Au cours de l’année 2023, la moisson faite par l’Office central de répression de la cybercriminalité (OCRC) a ramené de gros poissons dans la nasse. Mais toujours est-il que, le mal résiste et persiste comme l’Hydre.

Au fur et à mesure que des têtes sont coupées ici, d’autres repoussent ailleurs. Dans cette lutte entre la police et l’axe du mal, bien rodé aux technologies digitales, les arnaqueurs ont toujours une petite longueur d’avance. Le temps de vider les poches ou les comptes des innocents avant que l’OCRC ne réagisse.
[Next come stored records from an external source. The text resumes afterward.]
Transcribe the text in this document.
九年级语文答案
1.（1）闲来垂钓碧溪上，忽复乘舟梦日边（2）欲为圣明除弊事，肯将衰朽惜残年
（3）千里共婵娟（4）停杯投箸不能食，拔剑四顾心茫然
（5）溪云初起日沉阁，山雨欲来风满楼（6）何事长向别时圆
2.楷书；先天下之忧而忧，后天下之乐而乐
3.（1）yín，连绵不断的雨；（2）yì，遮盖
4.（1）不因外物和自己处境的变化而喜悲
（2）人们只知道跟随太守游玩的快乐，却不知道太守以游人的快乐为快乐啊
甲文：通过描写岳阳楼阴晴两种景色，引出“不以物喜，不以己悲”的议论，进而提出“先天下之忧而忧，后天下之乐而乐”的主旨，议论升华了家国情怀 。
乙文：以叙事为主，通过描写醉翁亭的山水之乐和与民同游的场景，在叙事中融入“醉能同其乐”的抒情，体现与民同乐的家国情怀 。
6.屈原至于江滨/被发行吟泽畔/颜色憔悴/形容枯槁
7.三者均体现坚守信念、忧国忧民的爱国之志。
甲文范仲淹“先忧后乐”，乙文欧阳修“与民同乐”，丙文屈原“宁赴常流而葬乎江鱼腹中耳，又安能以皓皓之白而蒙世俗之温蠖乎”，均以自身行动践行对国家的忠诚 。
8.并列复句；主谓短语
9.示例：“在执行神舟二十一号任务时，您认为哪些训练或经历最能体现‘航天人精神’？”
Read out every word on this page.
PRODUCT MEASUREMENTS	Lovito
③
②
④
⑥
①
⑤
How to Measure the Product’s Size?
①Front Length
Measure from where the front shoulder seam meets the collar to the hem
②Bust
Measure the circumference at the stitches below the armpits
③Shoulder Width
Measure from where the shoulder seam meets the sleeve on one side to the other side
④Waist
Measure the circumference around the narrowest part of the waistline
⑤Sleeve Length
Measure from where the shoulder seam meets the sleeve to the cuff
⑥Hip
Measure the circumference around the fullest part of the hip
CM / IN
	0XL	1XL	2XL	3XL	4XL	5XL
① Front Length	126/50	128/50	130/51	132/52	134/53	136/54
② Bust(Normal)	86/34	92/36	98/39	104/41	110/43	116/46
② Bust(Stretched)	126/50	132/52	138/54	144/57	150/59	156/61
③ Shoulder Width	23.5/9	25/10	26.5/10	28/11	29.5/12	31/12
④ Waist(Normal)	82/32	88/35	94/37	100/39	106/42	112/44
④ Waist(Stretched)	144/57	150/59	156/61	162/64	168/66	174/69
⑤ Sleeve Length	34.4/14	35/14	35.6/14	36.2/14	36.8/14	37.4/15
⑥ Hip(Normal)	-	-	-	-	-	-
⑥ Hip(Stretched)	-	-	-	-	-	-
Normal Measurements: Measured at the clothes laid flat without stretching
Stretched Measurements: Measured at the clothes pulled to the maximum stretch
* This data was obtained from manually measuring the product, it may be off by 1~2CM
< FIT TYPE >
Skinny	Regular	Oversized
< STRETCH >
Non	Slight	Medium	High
Dans pareilles conditions, ne faut-il changer de fusil d’épaule ? La stratégie actuelle ressemble bien plus à la politique du “médecin après la mort”. Arrestations et répression d’accord, mais anticipation et renseignements affinés d’abord. Dans la lutte, nul ne sera de trop puisque le citoyen reste encore l’acteur principal. Le cybercriminel vient d’une maison, d’une famille. C’est le frère ou le fils de quelqu’un. C’est le mari ou le partenaire d’une femme. La carte de la collaboration avec la police et d’information sur des mouvements suspects s’avèrent nécessaires dans cette lutte, qui est loin d’être une fatalité.

Un marquage à la culotte qui fait tomber des têtes mais…

Car après avoir reçu ces fonds, explique Mohamadou R. Boni Tchaboue dans l’une de ses réalisations sur le sujet, ces jeunes cybercriminels mènent une vie qui est au-dessus de leur statut social : « Et comme le bien mal acquis ne profite jamais, ils dilapident ces sous dans la frime, en claquant des centaines de mille dans les maquis, les boîtes de nuit, bars climatisés et autres endroits de distraction. C’est dans ce tumulte que leurs alentours se font quelques francs et le plus souvent bénéficient des offres de pot de la part de ces cybercriminels. La plupart d’entre eux sont souvent victimes d’accidents de circulation et bon nombre sont fauchés par la mort de façon brusque et d’autres finissent dans des situations plus difficiles que leur statut social initial ».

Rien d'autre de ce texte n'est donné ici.